Das Konzept der halbszenischen Aufführung von Wagners Musikdramen: Imre Kiss geht zunächst einmal davon aus, dass man bei den Werken, die halbszenisch aufgeführt werden, das zu Begin gesetzte Ziel wohl nicht erreichen kann. Der Anspruch, in die Nähe davon zu kommen, ist ihm aber wichtig. Er sieht aber in den halbszenischen Opernproduktionen eine Option für die Zukunft, zumal wenn man bedenkt, dass man sie wie hier in einem großen Konzertsaal aufführen kann. Als der Regisseur Schörghofer einst mit der Idee kam, den gesamten „Ring“ auf diese Weise zu inszenieren, unter Verwendung erheblicher und in dieser Form bis dahin kaum bekannter visueller Mittel, bekam Kiss erst mal einen Schüttelfrost! Obwohl er wirklich eine solche Lösung wollte, um die Werke im MÜPA zeigen zu können.
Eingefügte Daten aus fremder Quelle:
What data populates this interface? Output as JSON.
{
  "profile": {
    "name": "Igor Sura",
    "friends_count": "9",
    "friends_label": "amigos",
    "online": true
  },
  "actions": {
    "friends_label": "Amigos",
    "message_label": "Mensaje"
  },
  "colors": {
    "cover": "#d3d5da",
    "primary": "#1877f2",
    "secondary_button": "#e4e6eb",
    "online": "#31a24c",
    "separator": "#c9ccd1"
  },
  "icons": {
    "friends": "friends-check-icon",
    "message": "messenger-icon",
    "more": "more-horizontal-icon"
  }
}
Ádám Fischer hat ihn dann letztlich von der Tragfähigkeit dieses inszenatorischen Konzepts überzeugen können. Heute ist Imre Kiss glücklich, dass es einen so guten Anklang gefunden hat. Auf den Nagy-„Ring“ an der Budapester Staatsoper angesprochen, der in der vergangenen Saison zum letzen Mal gezeigt wurde, dessen Markenzeichen enorme Kulissenaufbauten waren und der sich einer außerordentlichen Beliebtheit – auch im Ausland – erfreute, meint Imre Kiss, damals Direktor der Staatsoper: „Ich gab dem Bühnenbildner freie Hand. Nun ist dieser ‚Ring’ viel zu teuer geworden. Und auf Tour schicken konnte man ihn wegen der zu hohen Transportkosten auch nicht. Auch damals hat mir Ádám Fischer ideell geholfen. Der Geschmack des Publikums ist eben an der Staatsoper besonders konservativ.“
 
Seine weiteren Pläne: Imre Kiss versucht, seinen Spielplan mit dem der Budapester Staatsoper und des Erkel-Theater zu koordinieren, was nicht immer hundertprozentig gelingt, oft erst hinterher. Pro Jahr macht er 12 bis 13 Vorstellungen am MÜPA. Der Wiener Staatsoperndirektor Ioan Holender berät ihn, sie sind bereits mehrere Jahre befreundet. Auf meine Frage, wann man einmal Richard Strauss Opern hier erleben kann, sagt er, dass sowohl Johann wie Richard Strauss ab 2012 geplant sind. Er kümmert sich intensiv um Verflechtungen und Zusammenarbeit mit ausländischen Kulturinstitutionen, 71 Mitarbeiter des MÜPA befinden sich zeitweise im Ausland, um zu lernen, Kontakte zu machen und zu pflegen, manchmal 15 zur gleichen Zeit. Kiss würde gern auch Theater und Orchester aus dem Ausland in den MÜPA holen, wie das Piccolo Theater Mailand, den Wiener Musikverein und die Wiener Philharmoniker. Er erhofft sich dabei eine steigende internationale Anerkennung des MÜPA-Konzepts und die Realisierung seiner Vision. Nicht zuletzt im Neuen Merker hat sich der Palast der Künste durch Programm-Annoncen einem weiten Leserkreis vorgestellt. Wir danken Imre Kiss für diese Zusammenarbeit und freuen uns auf Ihre Fortsetzung 2010. Wir wünschen ihm und seinem engagierten Team weiterhin Erfolg bei seinen unkonventionellen Projekten und seiner gesellschaftlichen Mission.